V-F provides flowmetering systems to chemical, rubber, petroleum refining and steel-making companies and to the district-energy market for custody transfer. They use HART Communication to stay competitive.

“Often a customer does initial piping, installation, and wiring of our systems, then we assist in commissioning,” says Weinstein. But sometimes process conditions aren’t as originally anticipated, which means initial set-up of the instrument must be changed. “HART allows us to make changes in minutes, compared to hours if we used analog electronics.”

“One of my first HART installations was a steam-flow metering system with differential-pressure, pressure, and temperature transmitters. The signals were sent to a flow computer,” he says.

Accessibility to the transmitters was difficult because they were located on the piping near the ceiling of a high-bay building. “The customer had done the installation and wiring, and then called to tell us that the transmitters were indicating totally erroneous readings on the flow computer,” says Weinstein. “When we visited the site to troubleshoot, we agreed.”

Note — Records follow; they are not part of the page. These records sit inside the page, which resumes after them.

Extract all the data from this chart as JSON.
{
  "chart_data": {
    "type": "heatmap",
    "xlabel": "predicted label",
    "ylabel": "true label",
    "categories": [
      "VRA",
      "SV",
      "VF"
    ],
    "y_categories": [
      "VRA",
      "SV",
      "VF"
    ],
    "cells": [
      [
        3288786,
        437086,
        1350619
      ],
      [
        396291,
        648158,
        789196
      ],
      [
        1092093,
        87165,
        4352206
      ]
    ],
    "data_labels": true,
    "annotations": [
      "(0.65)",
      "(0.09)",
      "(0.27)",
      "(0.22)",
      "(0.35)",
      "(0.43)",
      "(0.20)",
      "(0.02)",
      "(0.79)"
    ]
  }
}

Reducing Troubleshooting Time

“I thought this would be a good time to try our new HART communicator. I hooked it up to the pressure-transmitter terminals on the flow computer, and established communication with the transmitter,” says Weinstein. “It came back and said, ‘I am a temperature transmitter.’ ”
Within minutes, Weinstein found that his customer had incorrectly wired the two transmitters. “Troubleshooting with HART is a dream. Without the HART-enabled devices, it would’ve taken much longer—probably an hour just to get 50 feet in the air to start.”

Weinstein says that HART adds loop-validation functions to V-F’s applications like the ability to identify the transmitter at the end of the loop or driving a 4-20mA signal in the loop to verify proper response at a flow computer, chart recorder, or indicator. “These capabilities not only identify proper wiring terminations, they help us find potential ground-loop issues and configuration errors in the transmitter or secondary electronics,” he says.

“I’am not aware of any other standard for digital communication on a 4-20mA loop. As proprietary protocols fall by the wayside, more instrument manufacturers jump on the HART bandwagon. Why carry two or three communicators, when you can carry just one?”